2002 Pioneer Award Winner
H.H. "Hop" Dickenson (left) receives the 2002 BIF Pioneer Award from Connee Quinn, 2001 BIF president.
H.H. "Hop" Dickenson Receives BIF Pioneer Award
The Beef Improvement Federation (BIF) honored H.H. "Hop" Dickenson with the Pioneer Award at the the organizations 34th annual convention July 12, 2002, in Omaha, Neb. The award recognizes individuals who have made significant and lasting contributions to the genetic improvement of beef cattle.
Dickenson served 23 years (1974-1997) as executive vice president and secretary of the American Hereford Association (AHA). He first joined the AHA in 1960 and served as the southeast representative of the American Hereford Journal. His tenure at AHA has included several positions, including area representative of AHA (1963-1968), general manager of the American Hereford Journal (1968-1970), director of marketing development and general manager of the American Hereford Journal (1970-1974).

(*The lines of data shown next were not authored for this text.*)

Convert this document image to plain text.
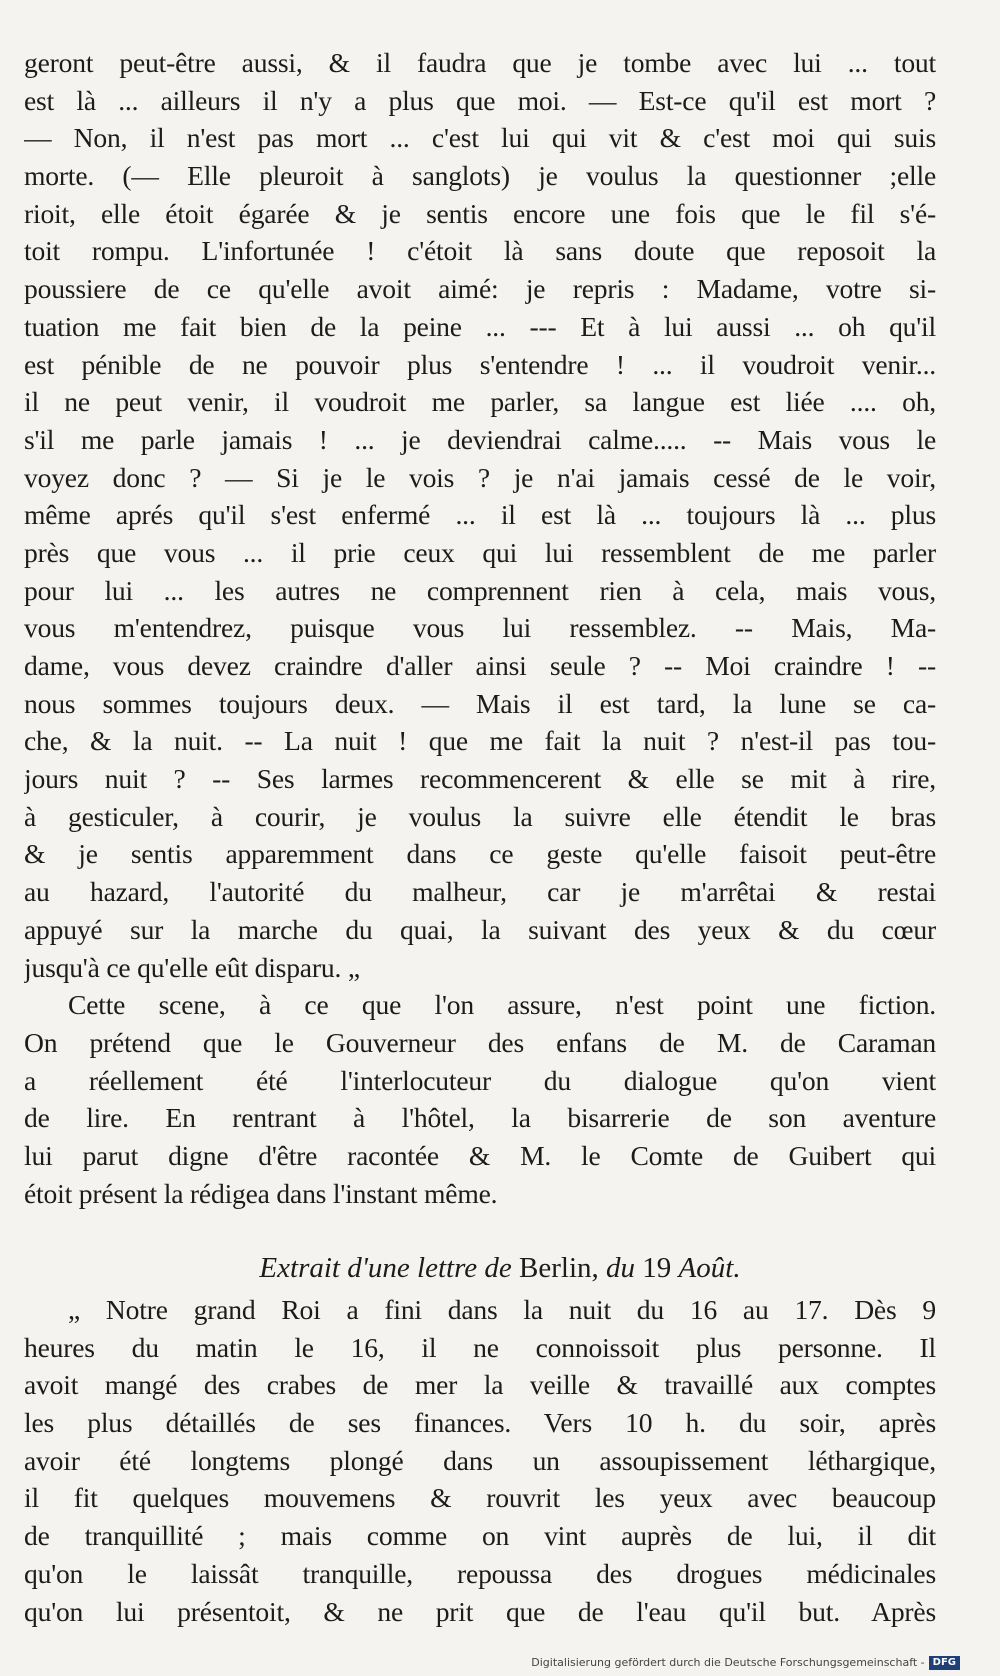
geront peut-être aussi, & il faudra que je tombe avec lui ... tout
est là ... ailleurs il n'y a plus que moi. — Est-ce qu'il est mort ?
— Non, il n'est pas mort ... c'est lui qui vit & c'est moi qui suis
morte. (— Elle pleuroit à sanglots) je voulus la questionner ;elle
rioit, elle étoit égarée & je sentis encore une fois que le fil s'é-
toit rompu. L'infortunée ! c'étoit là sans doute que reposoit la
poussiere de ce qu'elle avoit aimé: je repris : Madame, votre si-
tuation me fait bien de la peine ... --- Et à lui aussi ... oh qu'il
est pénible de ne pouvoir plus s'entendre ! ... il voudroit venir...
il ne peut venir, il voudroit me parler, sa langue est liée .... oh,
s'il me parle jamais ! ... je deviendrai calme..... -- Mais vous le
voyez donc ? — Si je le vois ? je n'ai jamais cessé de le voir,
même aprés qu'il s'est enfermé ... il est là ... toujours là ... plus
près que vous ... il prie ceux qui lui ressemblent de me parler
pour lui ... les autres ne comprennent rien à cela, mais vous,
vous m'entendrez, puisque vous lui ressemblez. -- Mais, Ma-
dame, vous devez craindre d'aller ainsi seule ? -- Moi craindre ! --
nous sommes toujours deux. — Mais il est tard, la lune se ca-
che, & la nuit. -- La nuit ! que me fait la nuit ? n'est-il pas tou-
jours nuit ? -- Ses larmes recommencerent & elle se mit à rire,
à gesticuler, à courir, je voulus la suivre elle étendit le bras
& je sentis apparemment dans ce geste qu'elle faisoit peut-être
au hazard, l'autorité du malheur, car je m'arrêtai & restai
appuyé sur la marche du quai, la suivant des yeux & du cœur
jusqu'à ce qu'elle eût disparu. „
Cette scene, à ce que l'on assure, n'est point une fiction.
On prétend que le Gouverneur des enfans de M. de Caraman
a réellement été l'interlocuteur du dialogue qu'on vient
de lire. En rentrant à l'hôtel, la bisarrerie de son aventure
lui parut digne d'être racontée & M. le Comte de Guibert qui
étoit présent la rédigea dans l'instant même.
Extrait d'une lettre de Berlin, du 19 Août.
„ Notre grand Roi a fini dans la nuit du 16 au 17. Dès 9
heures du matin le 16, il ne connoissoit plus personne. Il
avoit mangé des crabes de mer la veille & travaillé aux comptes
les plus détaillés de ses finances. Vers 10 h. du soir, après
avoir été longtems plongé dans un assoupissement léthargique,
il fit quelques mouvemens & rouvrit les yeux avec beaucoup
de tranquillité ; mais comme on vint auprès de lui, il dit
qu'on le laissât tranquille, repoussa des drogues médicinales
qu'on lui présentoit, & ne prit que de l'eau qu'il but. Après
Digitalisierung gefördert durch die Deutsche Forschungsgemeinschaft - DFG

Prior to joining AHA, Hop served as an Extension specialist with Virginia Tech Universitys animal husbandry department from 1959 to 1962; in the U.S. Army from 1957 to 1958; as secretary of the North Carolina Hereford Association in 1956 and as a fieldman for the Virginia Hereford Association in 1955. Dickenson was born in Lebanon, Va., and earned a bachelors degree in animal science from Virgina Tech in 1955.

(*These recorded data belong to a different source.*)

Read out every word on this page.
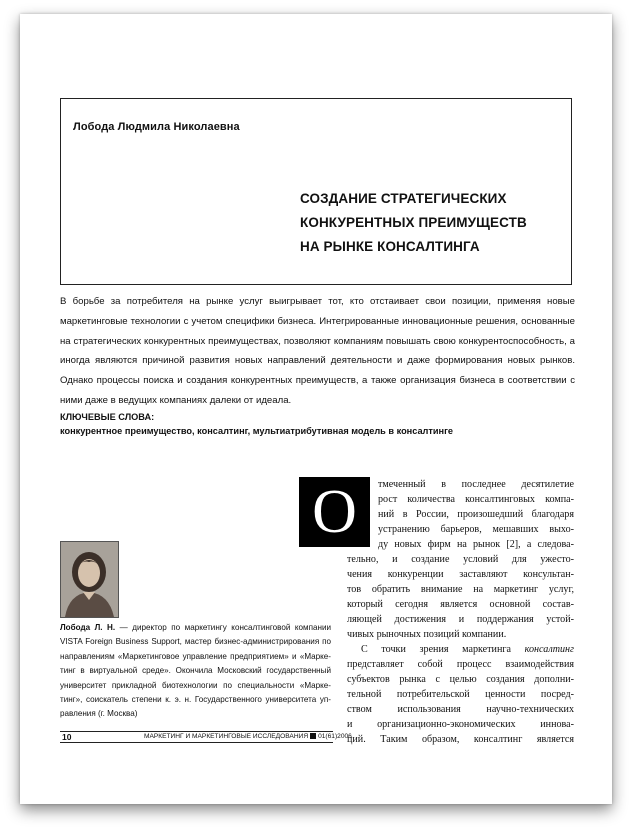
Лобода Людмила Николаевна
СОЗДАНИЕ СТРАТЕГИЧЕСКИХ
КОНКУРЕНТНЫХ ПРЕИМУЩЕСТВ
НА РЫНКЕ КОНСАЛТИНГА
В борьбе за потребителя на рынке услуг выигрывает тот, кто отстаивает свои позиции, применяя новые маркетинговые технологии с учетом специфики бизнеса. Интегрированные инновационные решения, основанные на стратегических конкурентных преимуществах, позволяют компаниям повышать свою конкурентоспособность, а иногда являются причиной развития новых направлений деятельности и даже формирования новых рынков. Однако процессы поиска и создания конкурентных преимуществ, а также организация бизнеса в соответствии с ними даже в ведущих компаниях далеки от идеала.
КЛЮЧЕВЫЕ СЛОВА:
конкурентное преимущество, консалтинг, мультиатрибутивная модель в консалтинге
О	тмеченный в последнее десятилетие
рост количества консалтинговых компа-
ний в России, произошедший благодаря
устранению барьеров, мешавших выхо-
ду новых фирм на рынок [2], а следова-
тельно, и создание условий для ужесто-
чения конкуренции заставляют консультан-
тов обратить внимание на маркетинг услуг,
который сегодня является основной состав-
ляющей достижения и поддержания устой-
чивых рыночных позиций компании.
С точки зрения маркетинга консалтинг
представляет собой процесс взаимодействия
субъектов рынка с целью создания дополни-
тельной потребительской ценности посред-
ством использования научно-технических
и организационно-экономических иннова-
ций. Таким образом, консалтинг является
Лобода Л. Н. — директор по маркетингу консалтинговой компании
VISTA Foreign Business Support, мастер бизнес-администрирования по
направлениям «Маркетинговое управление предприятием» и «Марке-
тинг в виртуальной среде». Окончила Московский государственный
университет прикладной биотехнологии по специальности «Марке-
тинг», соискатель степени к. э. н. Государственного университета уп-
равления (г. Москва)
10	МАРКЕТИНГ И МАРКЕТИНГОВЫЕ ИССЛЕДОВАНИЯ 01(61)2006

Dickenson has served the beef industry in many capacities including: president, U.S. Beef Breeds Council; president, National Society of Livestock Record Associations; director , National Agriculture Hall of Fame; director, American Royal Livestock Show; director, Kansas City Agribusiness Council; director, National Livestock and Meat Board; member U.S. Agriculture Technical Advisory Committee; member, National Western Stock Show; and advisor, World Hereford Council.
Throughout his career, Dickenson demonstrated unusual vision and leadership in implementing, conducting and educating customers on use of beef cattle genetic improvement programs. He played a significant role in initiating the Culpeper Bull Testing program while serving as an Extension specialist at Virginia Tech. Many significant program changes and improvements were made in AHAs Total Performance Recording Program while Dickenson was at the helm. Under his leadership, TPR grew to become the focal point and basis of genetic improvement in the Hereford breed.
He was a strong supporter of BIF, attending, speaking and actively participating in many annual meetings and workshops. At the 1983 annual meeting he said, "I think Sire Evaluation is the most important development in the history of the beef cattle industry." Shortly after the first Genetic Prediction Workshop at Winrock International, in December 1983, AHA was one of the first organizations to shift to the use of reduced animal model methodology, a step that significantly increased accuracy of genetic prediction and effectiveness of selection in breed improvement programs.